Обретение дома. — Восточный вопрос. — «Страна святых чудес». — Книга Данилевского. — Понятие пользы. — Выгоды России. — Мечты о Константинополе. — Нравственное право. — Две родины. — Гамлеты и Карамазовы
Двухэтажный дом в Старой Руссе, с обширным двором, большим садом и огородом, сараями, погребом, русской баней, коровником, конюшней, каретником и прочими угодьями, который уже несколько сезонов снимали на лето Достоевские, после кончины в январе 1876 года А. К. Гриббе был выставлен на продажу его наследницей, покидавшей город и просившей за усадьбу со всей обстановкой, посудой и запасом дров 1100 рублей. По старорусским меркам это было дорого; по меркам столицы — совсем нет («Это мне кажется удивительно дешево в таком городе, как Старая Русса, куда летом съезжается более восьмисот семейств на лечение»17, — писал Андрею Михайловичу и Домнике Ивановне Достоевским их сын Александр), но своих денег на такую покупку в семье в тот момент все равно не было.
Достоевские тревожились — в чьи руки попадет дом, захочет ли новый хозяин иметь их своими летними постояльцами.
«Этот вопрос был для нас важен, — вспоминала А. Г. Достоевская, — за пять лет житья мы очень полюбили Старую Руссу и оценили ту пользу, которую минеральные воды и грязи принесли нашим деткам. Хотелось бы и впредь пользоваться ими... Мы полюбили и дачу Гриббе, и нам казалось, что трудно будет найти что-нибудь подходящее к ее достоинствам...»

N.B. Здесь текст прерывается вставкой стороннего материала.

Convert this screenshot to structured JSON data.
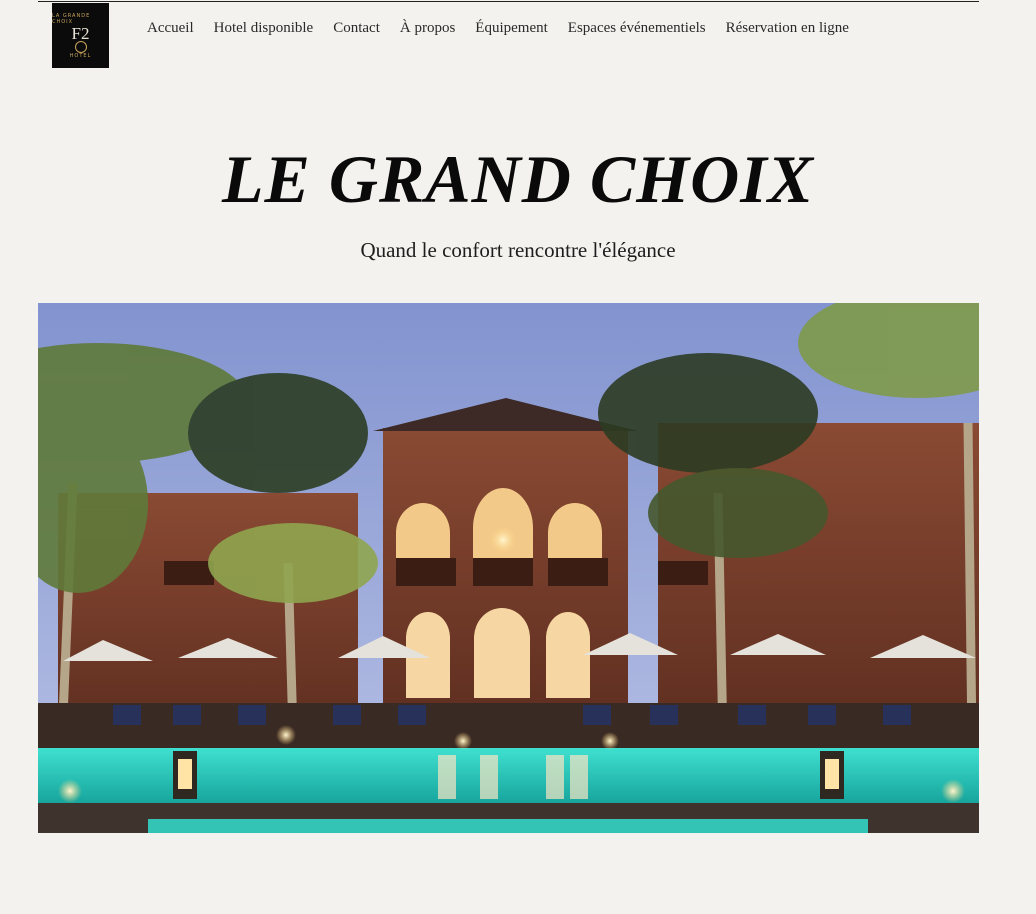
{
  "logo": {
    "arc_text": "LA GRANDE CHOIX",
    "mark": "F2",
    "sub_text": "HOTEL"
  },
  "nav": {
    "items": [
      {
        "label": "Accueil"
      },
      {
        "label": "Hotel disponible"
      },
      {
        "label": "Contact"
      },
      {
        "label": "À propos"
      },
      {
        "label": "Équipement"
      },
      {
        "label": "Espaces événementiels"
      },
      {
        "label": "Réservation en ligne"
      }
    ]
  },
  "hero": {
    "title": "LE GRAND CHOIX",
    "subtitle": "Quand le confort rencontre l'élégance"
  },
  "colors": {
    "background": "#f3f2ee",
    "logo_bg": "#0b0b0b",
    "logo_gold": "#c9a45c",
    "sky": "#8d9fd6",
    "building": "#7a3f2c",
    "pool": "#2fd1c4"
  }
}
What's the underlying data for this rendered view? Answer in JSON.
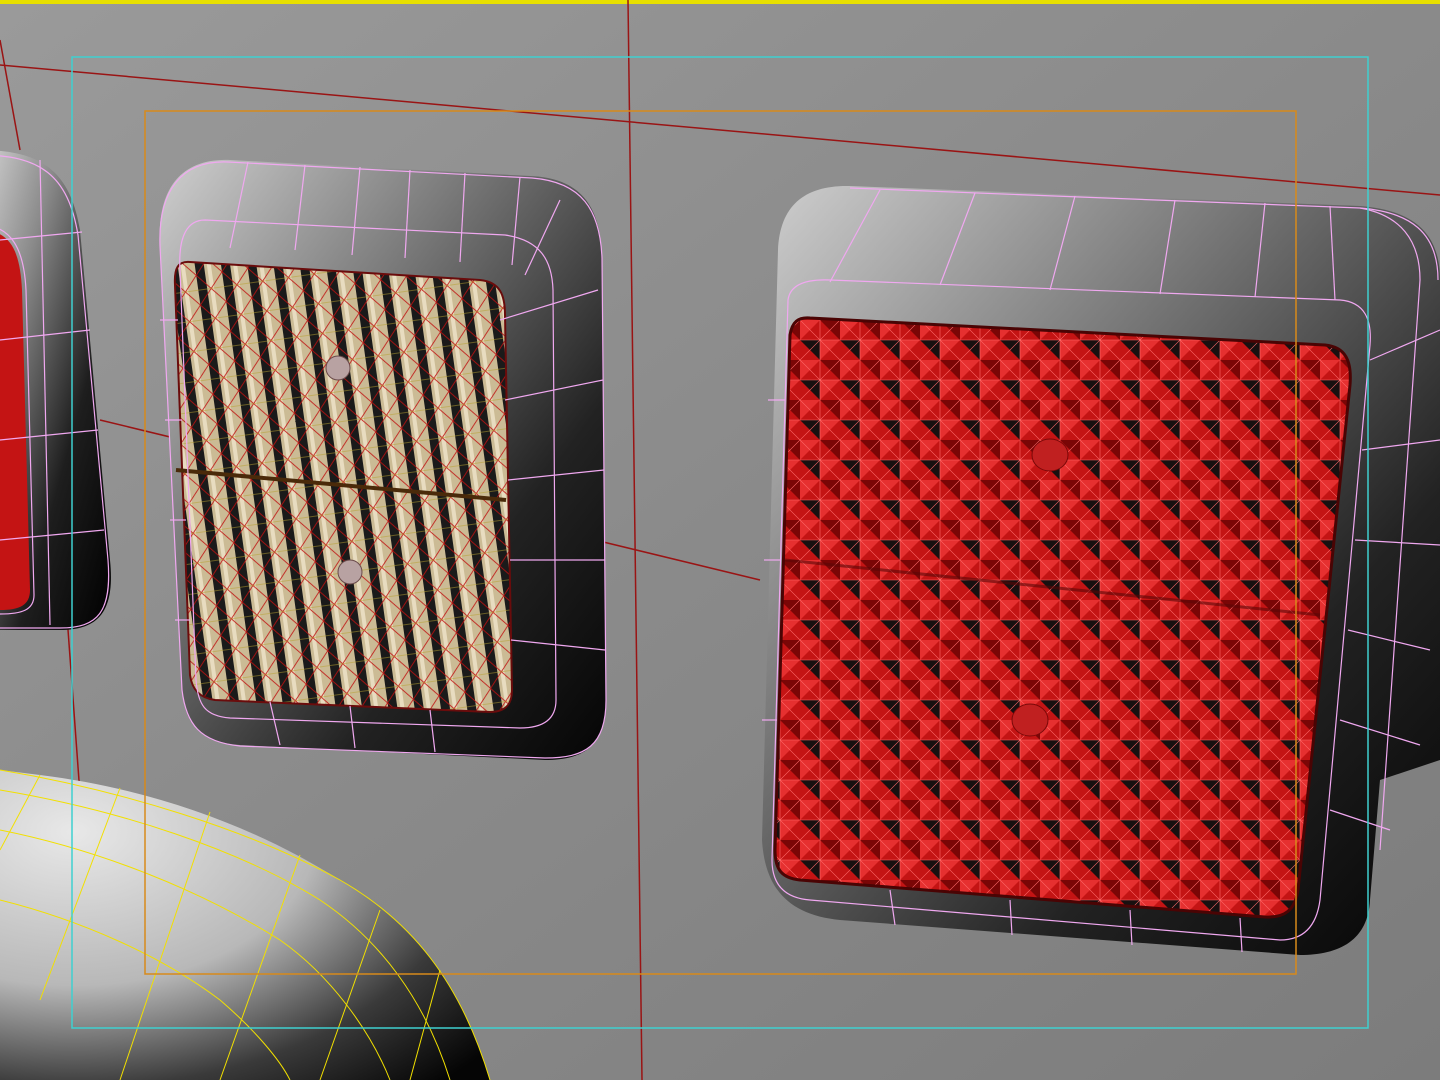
{
  "viewport": {
    "active_border_color": "#e8e000",
    "background_color": "#8a8a8a"
  },
  "guides": {
    "safe_frame_color": "#3fd0d0",
    "title_safe_color": "#d88a1a",
    "axis_line_color": "#9a1414"
  },
  "objects": {
    "wireframe_color": "#f0a8f0",
    "lens_wire_color": "#c81010",
    "bumper_wire_color": "#f2e000",
    "lamp_amber": {
      "name_icon": "amber-lamp",
      "lens_color": "#d8c8a0",
      "selected": true
    },
    "lamp_red": {
      "name_icon": "red-lamp",
      "lens_color": "#c41414",
      "selected": true
    },
    "lamp_left_partial": {
      "name_icon": "partial-lamp",
      "lens_color": "#c41414",
      "selected": true
    },
    "bumper": {
      "name_icon": "bumper-mesh",
      "selected": true
    }
  }
}
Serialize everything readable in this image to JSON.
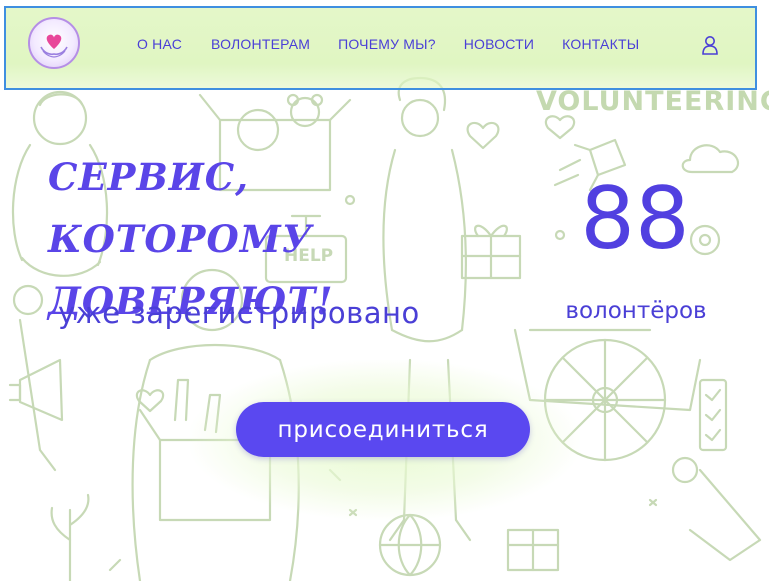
{
  "header": {
    "nav": [
      "О НАС",
      "ВОЛОНТЕРАМ",
      "ПОЧЕМУ МЫ?",
      "НОВОСТИ",
      "КОНТАКТЫ"
    ],
    "user_icon": "user-icon",
    "logo_icon": "heart-hands-icon"
  },
  "background": {
    "volunteering_word": "VOLUNTEERING",
    "help_sign": "HELP"
  },
  "hero": {
    "title_line1": "СЕРВИС, КОТОРОМУ",
    "title_line2": "ДОВЕРЯЮТ!",
    "subtitle": "уже зарегистрировано",
    "counter_value": "88",
    "counter_label": "волонтёров",
    "join_button": "присоединиться"
  },
  "colors": {
    "accent": "#5a48f0",
    "header_bg": "#e0f6c2",
    "header_border": "#3f8fe0",
    "text": "#4a3fd6",
    "line_art": "#c7d9b6"
  }
}
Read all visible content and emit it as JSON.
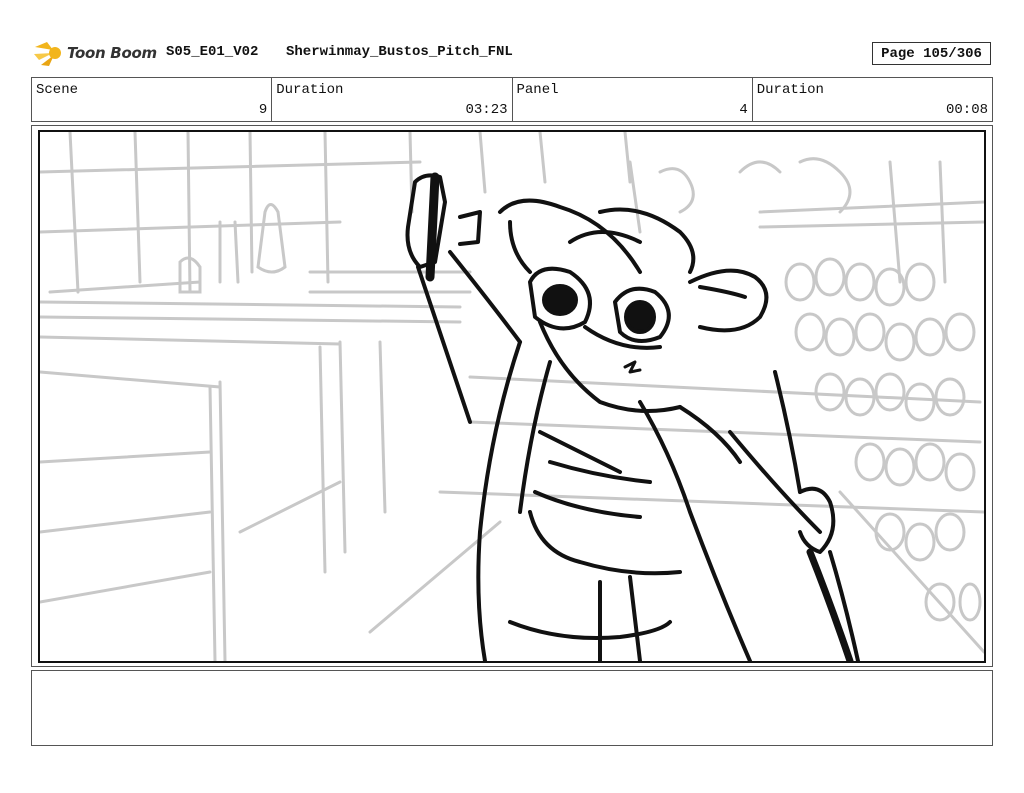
{
  "header": {
    "logo_text": "Toon Boom",
    "project_code": "S05_E01_V02",
    "project_name": "Sherwinmay_Bustos_Pitch_FNL",
    "page_label": "Page 105/306"
  },
  "info": {
    "scene_label": "Scene",
    "scene_value": "9",
    "duration_label": "Duration",
    "duration_value": "03:23",
    "panel_label": "Panel",
    "panel_value": "4",
    "panel_duration_label": "Duration",
    "panel_duration_value": "00:08"
  },
  "panel": {
    "sketch_icon": "storyboard-sketch",
    "colors": {
      "background_lines": "#c8c8c8",
      "character_lines": "#111111"
    }
  },
  "notes": {
    "text": ""
  },
  "colors": {
    "logo_accent": "#f2b51c",
    "border": "#555555"
  }
}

Дом стоял у реки на окраине города; Ф. М. ценил уединенность, тенистый сад, мощеный двор, где можно было прогуливаться в дождливые дни, когда уездный городок утопал в грязи. Комнаты со старинной тяжелой мебелью красного дерева давали покой, тепло и уют; мысль, что здесь родился Алеша, позволяла отцу и матери мальчика считать это место родным кровом.
Предприимчивая и практичная Анна Григорьевна, как всегда, нашла выход из безденежья. «Мне так хотелось не упустить этой дачи, что я просила моего брата, Ивана Григорьевича, купить дом на свое имя, с тем, чтобы перепродать его нам, когда у нас будут деньги. Брат исполнил просьбу и купил дом, а я уже после смерти мужа купила у брата дом на свое имя. Благодаря этой покупке, у нас, по словам мужа, “образовалось свое гнездо”, куда мы с радостью ехали раннею весною, и откуда так не хотелось нам уезжать позднею осенью. Федор Михайлович считал нашу старорусскую дачу местом своего физического и нравственного покоя и, помню, чтение любимых и интересных книг всегда откладывал до приезда в Руссу, где желаемое им уединение сравнительно редко нарушалось праздными посетителями».